Sunday 12 June 2011

Post-Behavioralism ?

          Memasuki era 1960-an terjadi sebuah kegelisahan baru dari para kalangan behavioralisme. Tantanhgan baru yang mereka hadapi dalam melihat masalah realita social politik, adalah salah dsatu orientasi perdebatan wacana intelektual di dalam kehidupan politik bansa Amerika. Ada juga yang mengasumsikan bawa tantangan ni erat kaitan nya dengan gerakan kiri baru (New Left) serta sebuah kontra budaya, yang terimplementasi dalam sebuah daya upaya untuk membangun konsolidasi dalam tataran ilmuan politik dan mengadakan sebuah forum rapat  (caucus)yang membahas adanya suatu perubahan dalam ilmu politik.[1] Posisi pertemuan ini menjadi sebuah hal yang sangat penting dalam pergulatan wacana politik pada kalangan ilmuan politik Amerika (APSA).
Walaupun terdapat banyak perubahan dalam orientasi penafsiran ilmu politik, yang hamper mencapai sebuah kesepakatan penuh bahwa ilmu politik telah mengembangkan beberapa purbasangka ideology yang kabur dan tidak dapat di sangkal lagi. Tuntutan adanya seebuah dikotomi antara nilai dan fakta serta penekanan nya untuk melakukan kerja keras, baru kemudian memikirkan masalah relevansi. Hal ini telah coba untuk di manifest  pada April 1969, suatu panitia Eksekutif tela mendefinisikan tujuan-tujuan caucus; menciptkan sebuah ilmu politik yang diarahkan bukan kepada indoktrinisasi manusia serta kepada petunjuk-petunjuk keilmuan tetapi kepada pendaftaran ilmu yang mengatas namakan manusia. Jadi suatu ilmu politik yang dapat melayani kaum miskin,tertindas dan terbelakang, baik didalam Negara mereka sendiri ataupun diluar negri, dalam perjuangan nya melawan hierarki-hierarki, kelompok elit serta bentuk-bentuk manipulasi kelembagaan yang telah mapan. David Easton orang ang di tunjuk dalam pimpinan caucus itu, pada akhirnya dapat mengakomodir para kelompok oposisi merreka dalam menggunakan ide-ide nya tentang ilmu politik. [2]

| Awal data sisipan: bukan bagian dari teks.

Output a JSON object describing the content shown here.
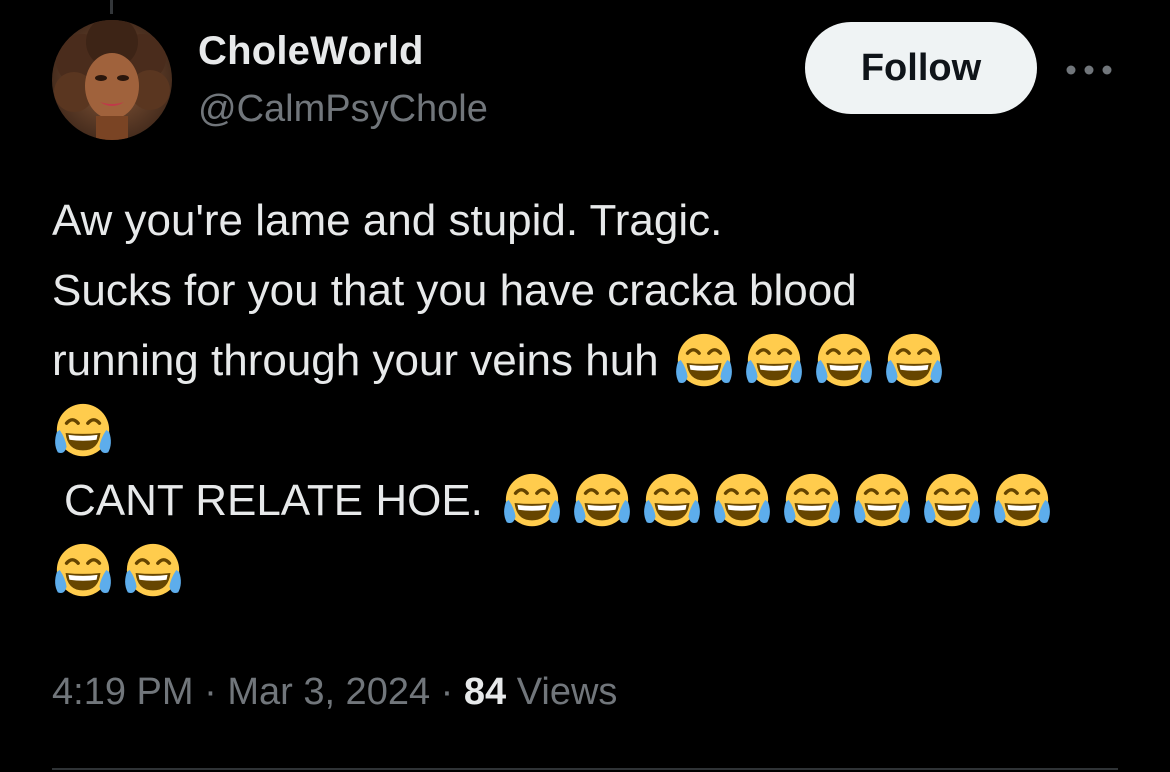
{
  "author": {
    "display_name": "CholeWorld",
    "handle": "@CalmPsyChole",
    "avatar_icon": "profile-photo"
  },
  "actions": {
    "follow_label": "Follow",
    "more_icon": "more-horizontal-icon"
  },
  "tweet": {
    "lines": [
      "Aw you're lame and stupid. Tragic.",
      "Sucks for you that you have cracka blood",
      "running through your veins huh",
      "CANT RELATE HOE."
    ],
    "emoji_icon": "face-with-tears-of-joy"
  },
  "meta": {
    "time": "4:19 PM",
    "separator": "·",
    "date": "Mar 3, 2024",
    "views_count": "84",
    "views_label": "Views"
  },
  "colors": {
    "background": "#000000",
    "text_primary": "#e7e9ea",
    "text_secondary": "#71767b",
    "button_bg": "#eff3f4",
    "button_text": "#0f1419"
  }
}
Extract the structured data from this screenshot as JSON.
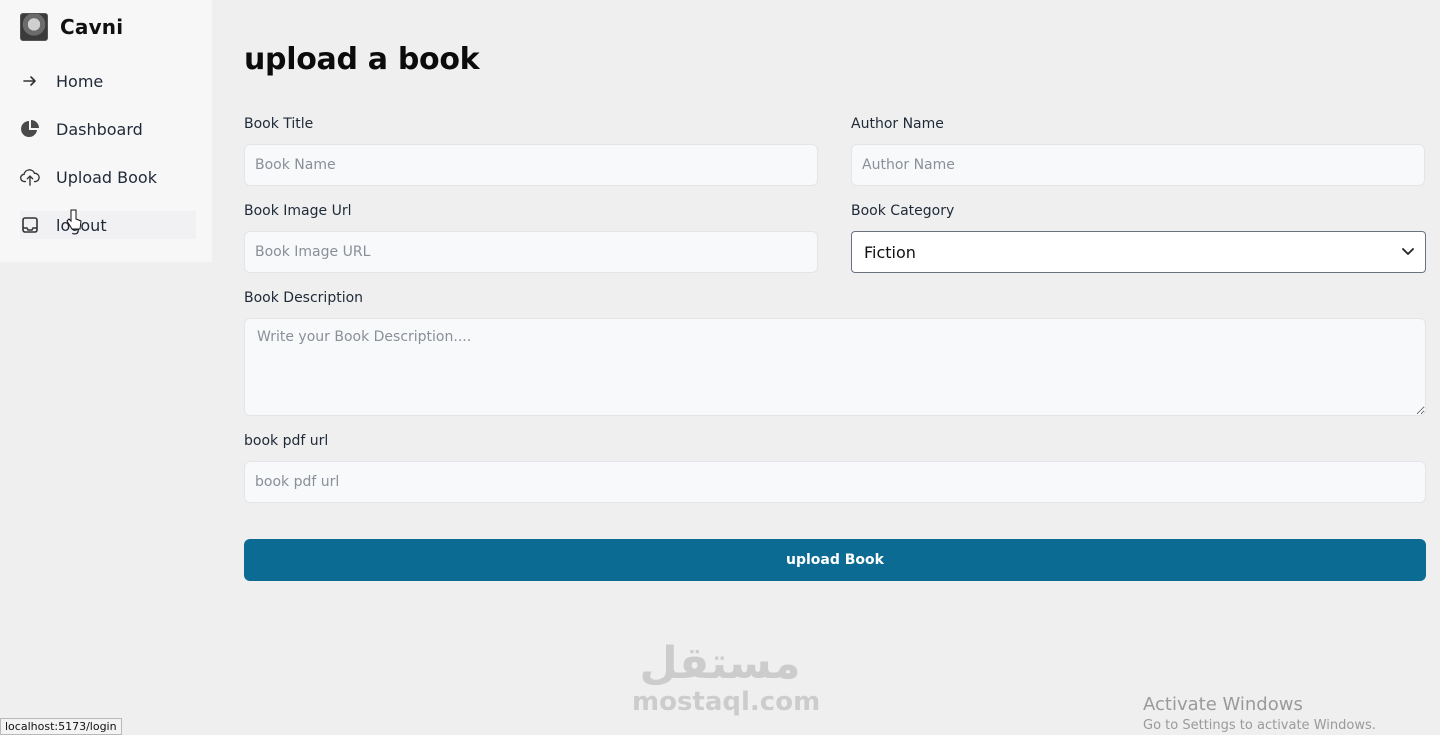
{
  "brand": {
    "name": "Cavni"
  },
  "sidebar": {
    "items": [
      {
        "label": "Home",
        "icon": "arrow-right-icon"
      },
      {
        "label": "Dashboard",
        "icon": "pie-chart-icon"
      },
      {
        "label": "Upload Book",
        "icon": "cloud-upload-icon"
      },
      {
        "label": "logout",
        "icon": "inbox-icon"
      }
    ]
  },
  "page": {
    "title": "upload a book"
  },
  "form": {
    "book_title": {
      "label": "Book Title",
      "placeholder": "Book Name"
    },
    "author_name": {
      "label": "Author Name",
      "placeholder": "Author Name"
    },
    "book_image_url": {
      "label": "Book Image Url",
      "placeholder": "Book Image URL"
    },
    "book_category": {
      "label": "Book Category",
      "value": "Fiction"
    },
    "book_description": {
      "label": "Book Description",
      "placeholder": "Write your Book Description...."
    },
    "book_pdf_url": {
      "label": "book pdf url",
      "placeholder": "book pdf url"
    },
    "submit_label": "upload Book"
  },
  "overlay": {
    "watermark_ar": "مستقل",
    "watermark_en": "mostaql.com",
    "activate_title": "Activate Windows",
    "activate_sub": "Go to Settings to activate Windows.",
    "status_url": "localhost:5173/login"
  },
  "colors": {
    "primary": "#0b6b93",
    "background": "#efefef",
    "sidebar": "#f7f7f8"
  }
}
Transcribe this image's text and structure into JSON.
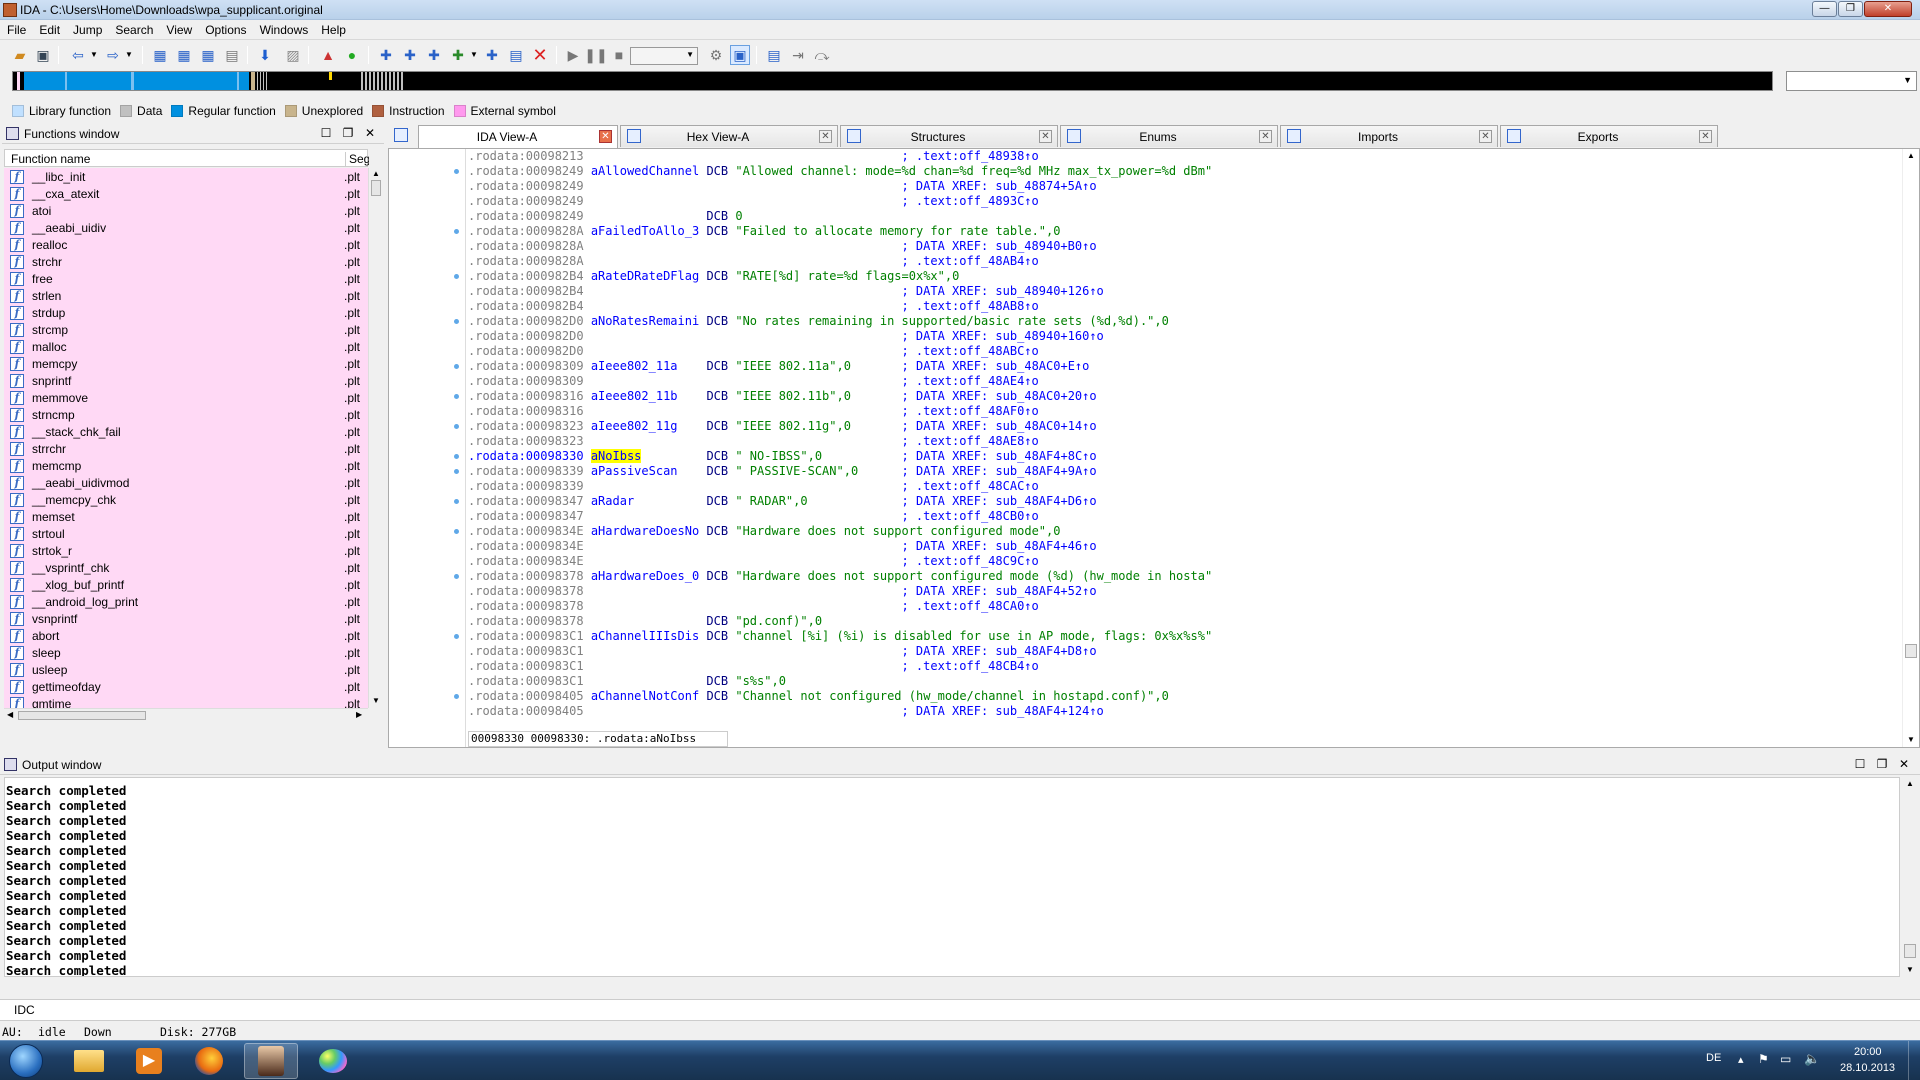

David Easton dalam sebuah pidatonya yang dirujuk menjadi seorang ketua dalam sebuah caucus ilmu politik april 1969, menyatakan sebuah paradigma yang memang sudah lahir dari serang teoritis politik Amerika. Dia hanya kembali menggemakan sebuah pergolakan social yang terjadi di Negara itu politik yang ada masa awal perang Vietnam, pergolakan kaum Afro-America untuk menetang habis politik aphartheid, lalu gerakan para kelompok Feminis dalam konteks persamaan genre dan status social terhadap laki-laki dalam semua aspek kehidupan. Sperti kutupan dari pidato David Easton yang di tuliskan oleh Sandoz, “adalah sebuah kesadaran yang trumatik bahwa periode behavioral sudah berakhir secara tiba-tiba dan tidak dapat diulang kembali terutama karena satu pecahan dari bidang ilmu politik yang begitu penting telah terlambat, dan hampir secara histories memberikan reaksi kepada masalah-masalah  kehidupan politik yang bersifat pragmatis yang secara geometris semakin menghebat.
Di antara berbagai kecenderungan baru itu, orang dapat melihat: hidup nya kembali perhatian kepada “partisipasi” sebagai suatu elemen penting demokrasi, berlawana dengan pengidentifikasian demokrasi yang lebih umum, dengan partai-partai politik yang kompetitif; sebuah gerakan yang baru terhadap gerakan-gerakan proses massa sebagai bagian penting dari proses Demokrasi; kebutuhan akan adanya proses demokratisasi dari kehidupan sehari-hari, terutama dalam lingkungan kerja; serta adanya penekanan dalam proses desentralisasi sebagai suatucara untuk memperbesar partisipasi, serta adnya antisipasi yang baik terhadap berbagai konsekuensi dari partisipasi yang lebih besar tersebut.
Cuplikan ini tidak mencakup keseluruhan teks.